Katliamlarda hedef alınmalarının nedeni de buydu kuşkusuz!..
Cezaevleri Merkezi Koordinasyonu tarafından yayınlanan
bildiride, Ulucanlar Katliamı ile ilgili deniliyordu
ki;
"Tutsakların tünel kazdıkları, arama yaptırmadıkları,
silah kullandıkları için saldırıldığı vb. hepsi alçakça
yalanlardır.
Ulucanlar Cezaevinde 40 kişilik koğuşta 120 kişi kalmaktaydı.

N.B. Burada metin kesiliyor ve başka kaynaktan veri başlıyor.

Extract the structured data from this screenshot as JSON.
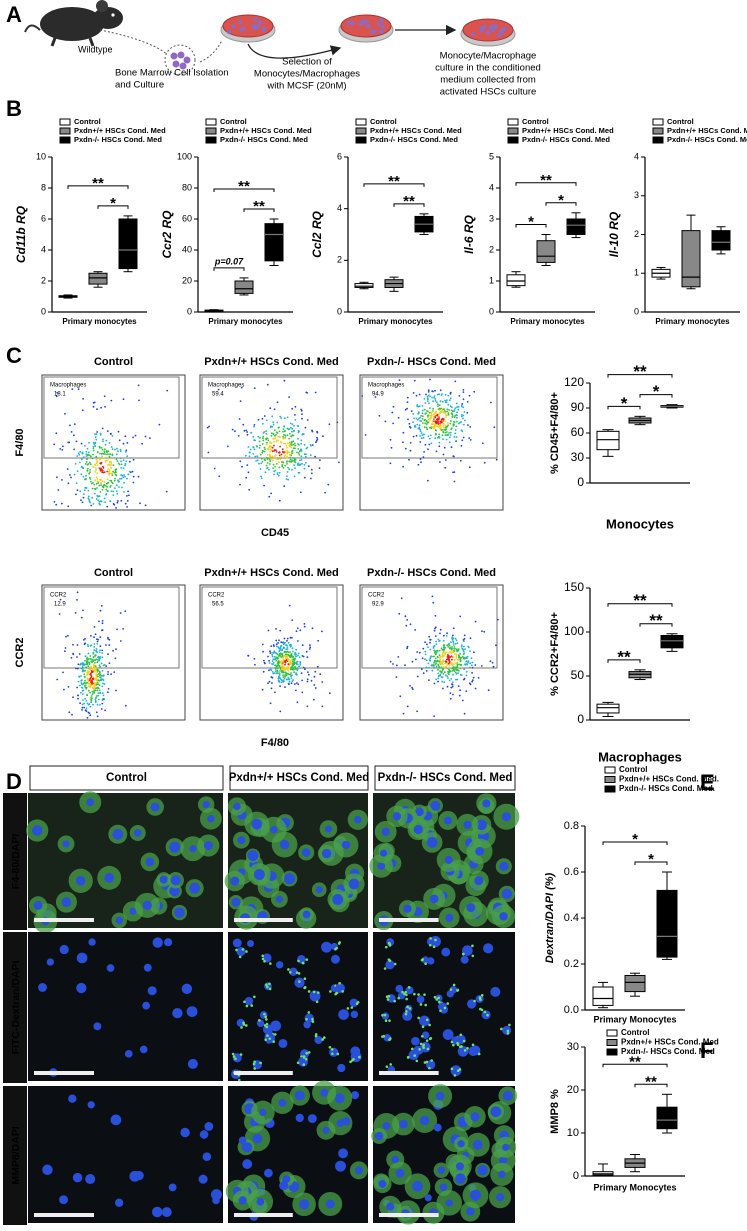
{
  "panels": [
    "A",
    "B",
    "C",
    "D",
    "E",
    "F"
  ],
  "schematic": {
    "mouse": "Wildtype",
    "steps": [
      [
        "Bone Marrow Cell Isolation",
        "and Culture"
      ],
      [
        "Selection of",
        "Monocytes/Macrophages",
        "with MCSF (20nM)"
      ],
      [
        "Monocyte/Macrophage",
        "culture in the  conditioned",
        "medium  collected from",
        "activated HSCs culture"
      ]
    ]
  },
  "flow": {
    "columns": [
      "Control",
      "Pxdn+/+ HSCs Cond. Med",
      "Pxdn-/- HSCs Cond. Med"
    ],
    "rows": [
      {
        "y_axis": "F4/80",
        "x_axis": "CD45",
        "gate": "Macrophages",
        "gate_values": [
          18.1,
          59.4,
          94.9
        ]
      },
      {
        "y_axis": "CCR2",
        "x_axis": "F4/80",
        "gate": "CCR2",
        "gate_values": [
          12.9,
          56.5,
          92.9
        ]
      }
    ]
  },
  "micrographs": {
    "columns": [
      "Control",
      "Pxdn+/+ HSCs Cond. Med",
      "Pxdn-/- HSCs Cond. Med"
    ],
    "rows": [
      "F4-80/DAPI",
      "FITC-Dextran/DAPI",
      "MMP8/DAPI"
    ]
  },
  "chart_data": [
    {
      "type": "box",
      "ylabel": "Cd11b RQ",
      "xlabel": "Primary monocytes",
      "ylim": [
        0,
        10
      ],
      "yticks": [
        0,
        2,
        4,
        6,
        8,
        10
      ],
      "series": [
        {
          "name": "Control",
          "color": "#ffffff",
          "values": [
            0.9,
            0.95,
            1.0,
            1.05,
            1.1
          ]
        },
        {
          "name": "Pxdn+/+ HSCs Cond. Med",
          "color": "#888888",
          "values": [
            1.6,
            1.8,
            2.2,
            2.5,
            2.6
          ]
        },
        {
          "name": "Pxdn-/-  HSCs Cond. Med",
          "color": "#000000",
          "values": [
            2.6,
            2.8,
            4.0,
            6.0,
            6.2
          ]
        }
      ],
      "annotations": [
        {
          "text": "**",
          "groups": [
            0,
            2
          ]
        },
        {
          "text": "*",
          "groups": [
            1,
            2
          ]
        }
      ]
    },
    {
      "type": "box",
      "ylabel": "Ccr2 RQ",
      "xlabel": "Primary monocytes",
      "ylim": [
        0,
        100
      ],
      "yticks": [
        0,
        20,
        40,
        60,
        80,
        100
      ],
      "series": [
        {
          "name": "Control",
          "color": "#ffffff",
          "values": [
            0.5,
            0.8,
            1.0,
            1.2,
            1.5
          ]
        },
        {
          "name": "Pxdn+/+ HSCs Cond. Med",
          "color": "#888888",
          "values": [
            11,
            12,
            15,
            20,
            22
          ]
        },
        {
          "name": "Pxdn-/-  HSCs Cond. Med",
          "color": "#000000",
          "values": [
            30,
            33,
            50,
            57,
            60
          ]
        }
      ],
      "annotations": [
        {
          "text": "**",
          "groups": [
            0,
            2
          ]
        },
        {
          "text": "**",
          "groups": [
            1,
            2
          ]
        },
        {
          "text": "p=0.07",
          "groups": [
            0,
            1
          ]
        }
      ]
    },
    {
      "type": "box",
      "ylabel": "Ccl2 RQ",
      "xlabel": "Primary monocytes",
      "ylim": [
        0,
        6
      ],
      "yticks": [
        0,
        2,
        4,
        6
      ],
      "series": [
        {
          "name": "Control",
          "color": "#ffffff",
          "values": [
            0.9,
            0.95,
            1.0,
            1.1,
            1.15
          ]
        },
        {
          "name": "Pxdn+/+ HSCs Cond. Med",
          "color": "#888888",
          "values": [
            0.8,
            0.95,
            1.1,
            1.25,
            1.35
          ]
        },
        {
          "name": "Pxdn-/-  HSCs Cond. Med",
          "color": "#000000",
          "values": [
            3.0,
            3.1,
            3.4,
            3.7,
            3.8
          ]
        }
      ],
      "annotations": [
        {
          "text": "**",
          "groups": [
            0,
            2
          ]
        },
        {
          "text": "**",
          "groups": [
            1,
            2
          ]
        }
      ]
    },
    {
      "type": "box",
      "ylabel": "Il-6 RQ",
      "xlabel": "Primary monocytes",
      "ylim": [
        0,
        5
      ],
      "yticks": [
        0,
        1,
        2,
        3,
        4,
        5
      ],
      "series": [
        {
          "name": "Control",
          "color": "#ffffff",
          "values": [
            0.8,
            0.85,
            1.0,
            1.2,
            1.3
          ]
        },
        {
          "name": "Pxdn+/+ HSCs Cond. Med",
          "color": "#888888",
          "values": [
            1.5,
            1.6,
            1.8,
            2.3,
            2.5
          ]
        },
        {
          "name": "Pxdn-/-  HSCs Cond. Med",
          "color": "#000000",
          "values": [
            2.4,
            2.5,
            2.8,
            3.0,
            3.2
          ]
        }
      ],
      "annotations": [
        {
          "text": "**",
          "groups": [
            0,
            2
          ]
        },
        {
          "text": "*",
          "groups": [
            0,
            1
          ]
        },
        {
          "text": "*",
          "groups": [
            1,
            2
          ]
        }
      ]
    },
    {
      "type": "box",
      "ylabel": "Il-10 RQ",
      "xlabel": "Primary monocytes",
      "ylim": [
        0,
        4
      ],
      "yticks": [
        0,
        1,
        2,
        3,
        4
      ],
      "series": [
        {
          "name": "Control",
          "color": "#ffffff",
          "values": [
            0.85,
            0.9,
            1.0,
            1.1,
            1.15
          ]
        },
        {
          "name": "Pxdn+/+ HSCs Cond. Med",
          "color": "#888888",
          "values": [
            0.6,
            0.65,
            0.9,
            2.1,
            2.5
          ]
        },
        {
          "name": "Pxdn-/-  HSCs Cond. Med",
          "color": "#000000",
          "values": [
            1.5,
            1.6,
            1.8,
            2.1,
            2.2
          ]
        }
      ],
      "annotations": []
    },
    {
      "type": "box",
      "ylabel": "% CD45+F4/80+",
      "xlabel": "Monocytes",
      "ylim": [
        0,
        120
      ],
      "yticks": [
        0,
        30,
        60,
        90,
        120
      ],
      "series": [
        {
          "color": "#ffffff",
          "values": [
            32,
            40,
            52,
            62,
            64
          ]
        },
        {
          "color": "#888888",
          "values": [
            70,
            72,
            75,
            78,
            80
          ]
        },
        {
          "color": "#000000",
          "values": [
            90,
            91,
            92,
            93,
            94
          ]
        }
      ],
      "annotations": [
        {
          "text": "**",
          "groups": [
            0,
            2
          ]
        },
        {
          "text": "*",
          "groups": [
            0,
            1
          ]
        },
        {
          "text": "*",
          "groups": [
            1,
            2
          ]
        }
      ]
    },
    {
      "type": "box",
      "ylabel": "% CCR2+F4/80+",
      "xlabel": "Macrophages",
      "ylim": [
        0,
        150
      ],
      "yticks": [
        0,
        50,
        100,
        150
      ],
      "series": [
        {
          "color": "#ffffff",
          "values": [
            4,
            8,
            14,
            18,
            20
          ]
        },
        {
          "color": "#888888",
          "values": [
            46,
            48,
            52,
            55,
            57
          ]
        },
        {
          "color": "#000000",
          "values": [
            78,
            82,
            90,
            96,
            98
          ]
        }
      ],
      "annotations": [
        {
          "text": "**",
          "groups": [
            0,
            2
          ]
        },
        {
          "text": "**",
          "groups": [
            0,
            1
          ]
        },
        {
          "text": "**",
          "groups": [
            1,
            2
          ]
        }
      ]
    },
    {
      "type": "box",
      "ylabel": "Dextran/DAPI (%)",
      "xlabel": "Primary Monocytes",
      "ylim": [
        0,
        0.8
      ],
      "yticks": [
        {
          "value": 0,
          "label": "0.0"
        },
        0.2,
        0.4,
        0.6,
        0.8
      ],
      "series": [
        {
          "name": "Control",
          "color": "#ffffff",
          "values": [
            0.01,
            0.02,
            0.05,
            0.1,
            0.12
          ]
        },
        {
          "name": "Pxdn+/+ HSCs Cond. Med.",
          "color": "#888888",
          "values": [
            0.06,
            0.08,
            0.12,
            0.15,
            0.16
          ]
        },
        {
          "name": "Pxdn-/-  HSCs Cond. Med.",
          "color": "#000000",
          "values": [
            0.22,
            0.23,
            0.32,
            0.52,
            0.6
          ]
        }
      ],
      "annotations": [
        {
          "text": "*",
          "groups": [
            0,
            2
          ]
        },
        {
          "text": "*",
          "groups": [
            1,
            2
          ]
        }
      ]
    },
    {
      "type": "box",
      "ylabel": "MMP8 %",
      "xlabel": "Primary Monocytes",
      "ylim": [
        0,
        30
      ],
      "yticks": [
        0,
        10,
        20,
        30
      ],
      "series": [
        {
          "name": "Control",
          "color": "#ffffff",
          "values": [
            0,
            0.2,
            0.5,
            1,
            2.8
          ]
        },
        {
          "name": "Pxdn+/+ HSCs Cond. Med",
          "color": "#888888",
          "values": [
            1,
            2,
            3,
            4,
            5
          ]
        },
        {
          "name": "Pxdn-/-  HSCs Cond. Med",
          "color": "#000000",
          "values": [
            10,
            11,
            13,
            16,
            19
          ]
        }
      ],
      "annotations": [
        {
          "text": "**",
          "groups": [
            0,
            2
          ]
        },
        {
          "text": "**",
          "groups": [
            1,
            2
          ]
        }
      ]
    }
  ]
}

Tutsaklar yaklaşık bir senedir, idareden yeni bir koğuş
talebinde bulunuyorlardı. Ancak, taleplerin çözüm olanakları
olduğu halde, bahanelerle reddediliyordu.
10 ay boyuncu diyalog yoluyla sorunu çözmeye çalışan
ve büyük bir sorumlulukla davranan tutsaklar, hiçbir
çözüm belirtisi göremeyince, nihayet 2 Eylül'de 7. Koğuşu
işgal ettiler. Bu tarihten itibaren idarenin kendisi
sayım almamaya başlamış, içeriye yemek vermeme, suları
kesme, ziyaret yasağı vb. uygulamalarla tutsakları cezalandırma
yoluna gitmiştir.
Gelişmelerin bir katliam hazırlığı olduğunu cezaevi
deneyimlerinden bilen bizler, bu durumu engellemek için
yaklaşık üç hafta önce yani 10 Eylül tarihinden itibaren,
Bayrampaşa Cezaevi Müdürlüğü ve İstanbul Başsavcılığı
nezdinde girişimlerde bulunduk. Görüşme taleplerimize
muhatap bulamadık.
Keza yazılı ve sözlü olarak eğer çıkacak aftan sonra
koğuş sorunun çözüleceği sözü verilirse, arkadaşlarımızın
işgal ettikleri koğuşu boşaltabilecekleri, durumun normale
döndürülmesi, bu gidişatın iyi olmadığı, bir katliama
doğru gittiği uyarılarında bulunduk. Tüm ısrarlarımıza
rağmen bizlere bir yanıt verilmedi. Tek söylenen, taleplerimizin
"ilgili yerlere iletildiği" oldu."
Siyasi tutsakların katliamdan sonraki talepleri ile
devam ediliyor: "Yaralıların tedavisi engellenmesin.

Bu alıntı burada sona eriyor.